The new education secretary will have to win Senate confirmation, however. And much of what Biden has said he hopes to achieve will hinge on whether Congress will support his agenda.

Biden called during his campaign for tripling funding for Title 1, a federal program that steers money to schools with high shares of students from low-income families. He proposed using the money to bolster the teaching workforce by increasing salaries. He also said he would invest in teacher mentoring and added mental health professionals in schools, and would devote funding to improving aging school facilities as part of a broader infrastructure package.

If Republicans maintain control of the Senate, they may seek to impose conditions — including school-choice measures they favor — on any funding increase, said Derek Black, a law professor at the University of South Carolina who studies education law and policy.

With Republicans pushing to direct more public money to families to send children to private schools or other programs, “there’s room for big … gridlock around these issues,” Black said.

A similar dynamic exists in Harrisburg, where Republicans who control the state House have backed the expansion of programs that use tax dollars to support children attending private schools.

Given the GOP’s continued dominance in the legislature, “I’m very bullish” on school-choice initiatives, said Jennifer Stefano, vice president of the Commonwealth Foundation, a Harrisburg-based conservative think tank.

She doesn’t expect support for any voucher programs on the federal level, though: “Sadly, I fear President-elect Biden will take his cues from the teachers' unions.”

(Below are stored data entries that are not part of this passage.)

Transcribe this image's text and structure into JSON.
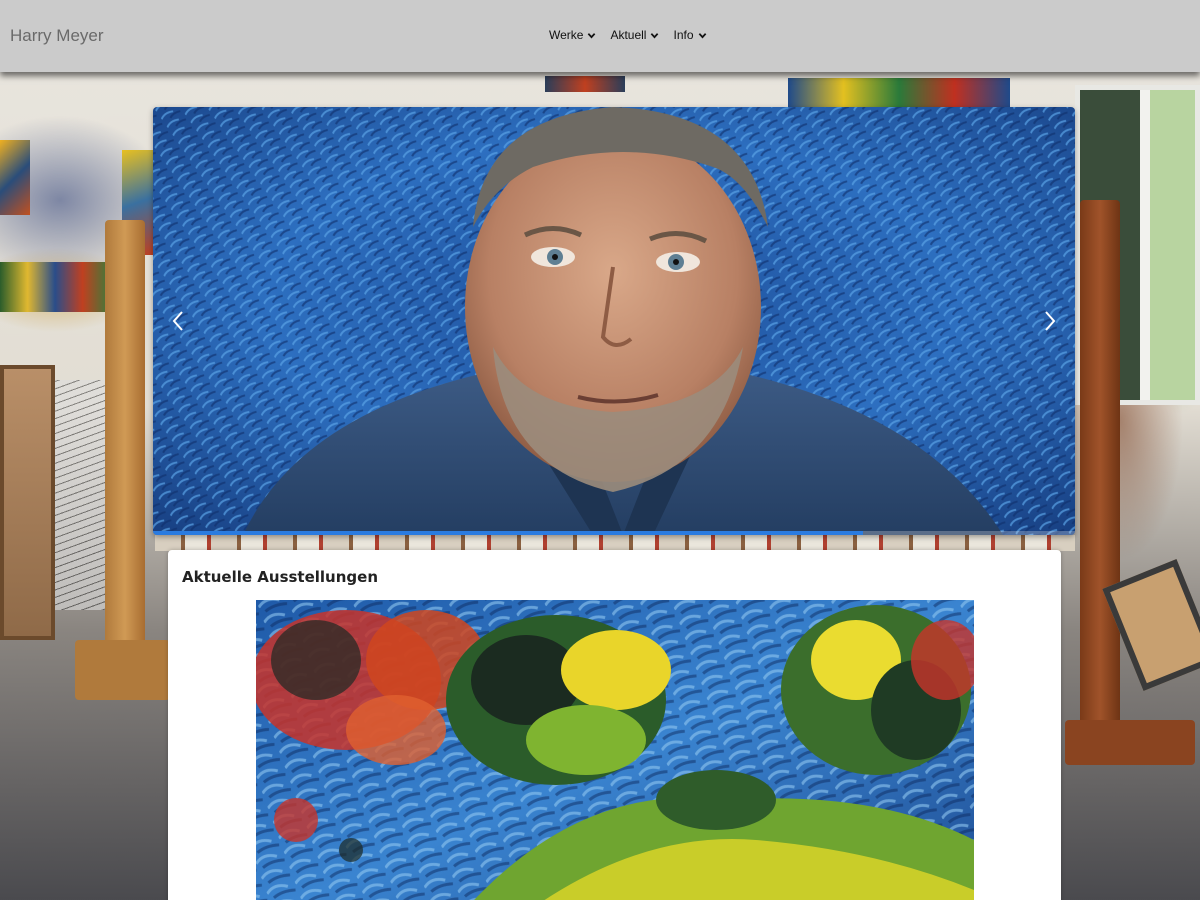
{
  "header": {
    "brand": "Harry Meyer",
    "nav": [
      {
        "label": "Werke"
      },
      {
        "label": "Aktuell"
      },
      {
        "label": "Info"
      }
    ]
  },
  "carousel": {
    "progress": 0.77,
    "accent_color": "#2a7be0"
  },
  "exhibitions": {
    "title": "Aktuelle Ausstellungen"
  },
  "icons": {
    "nav_dropdown": "chevron-down-icon",
    "carousel_prev": "chevron-left-icon",
    "carousel_next": "chevron-right-icon"
  }
}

Biden’s administration might not make dramatic changes involving charter schools, which are publicly funded but independently run. A Biden aide told education reporters last month the president-elect would seek to end federal funding for charter schools that “don’t provide results,” though it wasn’t clear how the administration would define that.

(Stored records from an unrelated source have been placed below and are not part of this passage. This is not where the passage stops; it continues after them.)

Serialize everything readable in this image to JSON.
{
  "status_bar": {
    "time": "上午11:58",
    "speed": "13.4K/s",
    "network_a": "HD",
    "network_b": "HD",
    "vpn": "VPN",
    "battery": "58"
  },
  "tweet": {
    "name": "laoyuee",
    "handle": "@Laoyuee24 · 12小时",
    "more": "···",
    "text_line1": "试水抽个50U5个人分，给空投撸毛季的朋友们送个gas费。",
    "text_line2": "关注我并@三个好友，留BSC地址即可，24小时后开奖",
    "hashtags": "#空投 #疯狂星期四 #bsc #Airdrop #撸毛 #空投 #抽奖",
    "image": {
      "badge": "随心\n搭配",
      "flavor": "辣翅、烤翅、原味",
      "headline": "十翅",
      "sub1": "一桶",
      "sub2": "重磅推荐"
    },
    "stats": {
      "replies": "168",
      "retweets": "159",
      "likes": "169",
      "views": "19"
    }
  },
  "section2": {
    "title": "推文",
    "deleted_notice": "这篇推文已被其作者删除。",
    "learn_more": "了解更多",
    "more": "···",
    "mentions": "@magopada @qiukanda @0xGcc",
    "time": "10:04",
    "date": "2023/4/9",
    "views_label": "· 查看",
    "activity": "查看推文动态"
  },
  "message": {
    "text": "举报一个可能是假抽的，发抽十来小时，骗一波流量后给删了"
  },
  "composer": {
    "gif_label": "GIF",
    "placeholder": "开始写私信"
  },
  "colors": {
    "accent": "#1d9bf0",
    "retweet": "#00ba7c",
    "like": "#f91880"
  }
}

Farah Jimenez, president and CEO of the Philadelphia Education Fund and a former member of the now-disbanded School Reform Commission, didn’t predict much difference for Philadelphia charters, which educate about one-third of city public school students.

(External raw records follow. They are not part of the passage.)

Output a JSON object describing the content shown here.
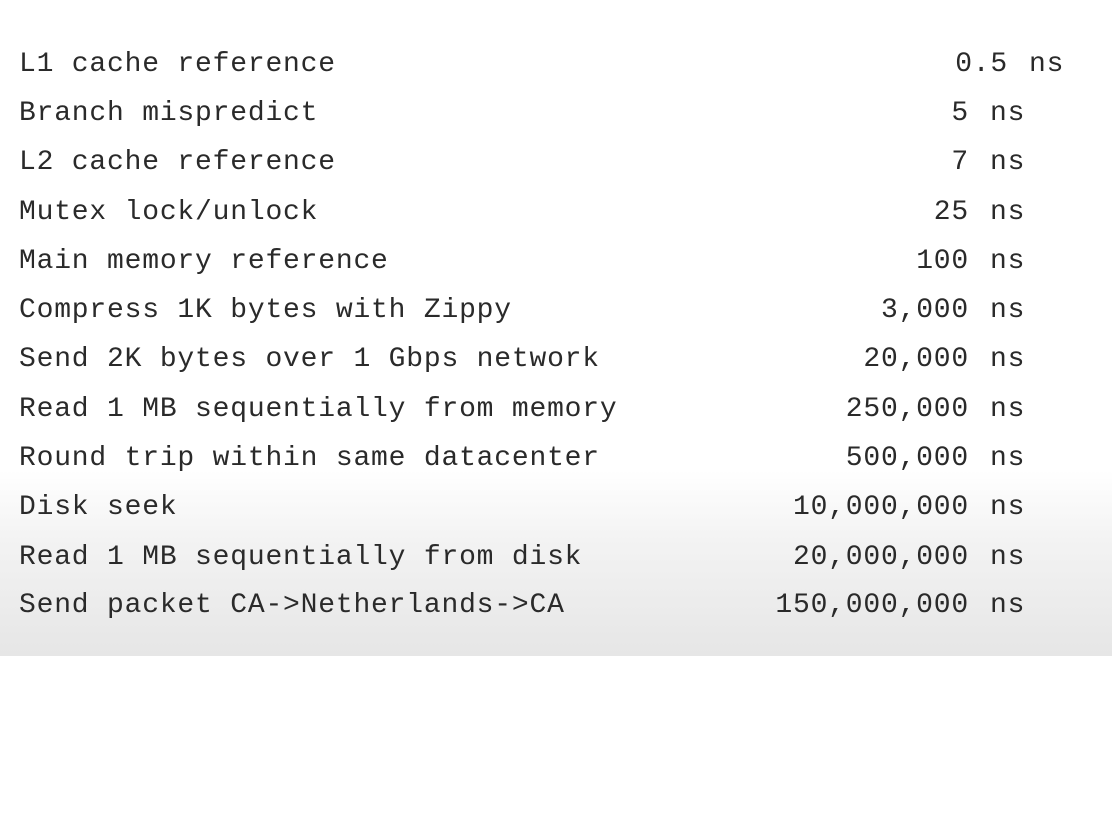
{
  "latencies": [
    {
      "operation": "L1 cache reference",
      "value": "0.5",
      "unit": "ns"
    },
    {
      "operation": "Branch mispredict",
      "value": "5",
      "unit": "ns"
    },
    {
      "operation": "L2 cache reference",
      "value": "7",
      "unit": "ns"
    },
    {
      "operation": "Mutex lock/unlock",
      "value": "25",
      "unit": "ns"
    },
    {
      "operation": "Main memory reference",
      "value": "100",
      "unit": "ns"
    },
    {
      "operation": "Compress 1K bytes with Zippy",
      "value": "3,000",
      "unit": "ns"
    },
    {
      "operation": "Send 2K bytes over 1 Gbps network",
      "value": "20,000",
      "unit": "ns"
    },
    {
      "operation": "Read 1 MB sequentially from memory",
      "value": "250,000",
      "unit": "ns"
    },
    {
      "operation": "Round trip within same datacenter",
      "value": "500,000",
      "unit": "ns"
    },
    {
      "operation": "Disk seek",
      "value": "10,000,000",
      "unit": "ns"
    },
    {
      "operation": "Read 1 MB sequentially from disk",
      "value": "20,000,000",
      "unit": "ns"
    },
    {
      "operation": "Send packet CA->Netherlands->CA",
      "value": "150,000,000",
      "unit": "ns"
    }
  ]
}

“In the end, public education is highly local,” Jimenez said.

Still, Philadelphia teacher Benjamin Hover said Biden’s election feels like a turning point. Hover — who shared the stage with Jill Biden in October, introducing her at a campaign event at her alma mater, Upper Moreland High — believes the hallmark of the DeVos era was “punishing poor schools and students for factors that are outside of their control."

“I think that we as a country have made a choice about an investment in public education and care for all of our children, no matter what zip code they live in and what school district they live in,” said Hover, who teaches English at Central High. “I think it’s a fundamental shift.”